Feb 29, 2012 22:29
Since my curiosity is innate, I went back to the past: February 29th, 2008. Four years ago I was still in college, struggling through a mountain of paper work and impending stress. Midterms were upon me and I couldn't rest because of all the activity outside my dorm room. I have a dozen similar memories from my time at Ball State, sometimes when I close my eyes I can still picture myself there--my first home away from home. But those are memories that rush at me less and less. It's easy to forget the things that were familiar to us just a short time ago. It's like earlier when I opened a can of soft food for Tigerlilly, she stood up and meowed at me. One of the cats I grew up with, Roxie, used to stand up on her hind legs when we shook her treats. It's something I had forgotten until Tigerlilly did it.
Sometimes I worry about losing memories. Like if you don't think of things enough, they'll eventually vanish completely. But then there are reminders that help ease that worry. They're little spark starters. For example, sometimes I just look at the moon and I'm able to relive various moments of my life, sometimes I'm even able to capture the emotion I thought was gone.

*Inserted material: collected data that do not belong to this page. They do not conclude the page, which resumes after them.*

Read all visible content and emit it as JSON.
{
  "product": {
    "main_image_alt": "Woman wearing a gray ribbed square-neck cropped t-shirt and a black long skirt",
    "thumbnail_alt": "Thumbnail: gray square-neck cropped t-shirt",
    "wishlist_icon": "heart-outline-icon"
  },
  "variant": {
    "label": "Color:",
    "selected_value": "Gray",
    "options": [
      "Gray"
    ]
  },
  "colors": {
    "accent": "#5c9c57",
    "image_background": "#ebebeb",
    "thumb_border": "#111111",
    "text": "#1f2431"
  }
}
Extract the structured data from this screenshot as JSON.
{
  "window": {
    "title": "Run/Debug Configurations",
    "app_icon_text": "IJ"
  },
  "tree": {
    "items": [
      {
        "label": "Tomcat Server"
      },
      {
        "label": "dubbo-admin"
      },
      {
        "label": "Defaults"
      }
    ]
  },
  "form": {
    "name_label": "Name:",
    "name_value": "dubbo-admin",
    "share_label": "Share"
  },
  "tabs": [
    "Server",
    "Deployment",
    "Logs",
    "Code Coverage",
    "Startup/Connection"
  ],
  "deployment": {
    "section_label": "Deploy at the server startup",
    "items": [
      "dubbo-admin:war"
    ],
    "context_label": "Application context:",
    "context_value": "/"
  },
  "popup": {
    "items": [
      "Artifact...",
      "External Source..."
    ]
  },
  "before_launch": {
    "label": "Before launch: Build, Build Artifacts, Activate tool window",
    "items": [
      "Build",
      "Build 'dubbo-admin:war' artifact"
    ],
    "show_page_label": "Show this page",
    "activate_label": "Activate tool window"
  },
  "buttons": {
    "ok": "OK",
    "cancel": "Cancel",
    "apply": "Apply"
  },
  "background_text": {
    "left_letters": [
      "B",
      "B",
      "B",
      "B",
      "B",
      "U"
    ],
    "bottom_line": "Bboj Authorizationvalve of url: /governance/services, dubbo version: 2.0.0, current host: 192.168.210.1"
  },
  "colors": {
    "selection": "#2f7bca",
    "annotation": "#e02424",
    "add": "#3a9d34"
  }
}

Time is a funny thing. We can change so much and so little over the span of four years. I'm not the person I was then--no longer a student but I've also lost this edge I had then. My edges have softened with maturity and love. I've thought a lot lately about how memory works. How what we feel/think today will be forgotten at some point. So we're always changing, in that aspect at least. Sometimes I reread my posts from the past and they're even a mystery to me because the emotion that was there when I wrote them has disappeared. Sometimes I'm able to grasp the memory but other times it flies away from me. In four years, what will I think of this entry? Will I remember feeling this endlessness...this detachment from the things and people I love?
I'm just so confused by everything lately. I feel like I'm holding back from everyone because the stress at home is overwhelming. I still care about the clients I work with but it feels different lately. I cried my eyes out over it an hour ago. The tears were a release but I wonder if I'll feel that way again tomorrow. Like I'm further away from them than I used to be. Maybe it's all the changes lately, with work and home. I just keep praying that my heart will open again... I hate to feel so closed off. They don't deserve that from me. Maybe the fact that I care so much about it is a sign my heart isn't as closed off as I fear.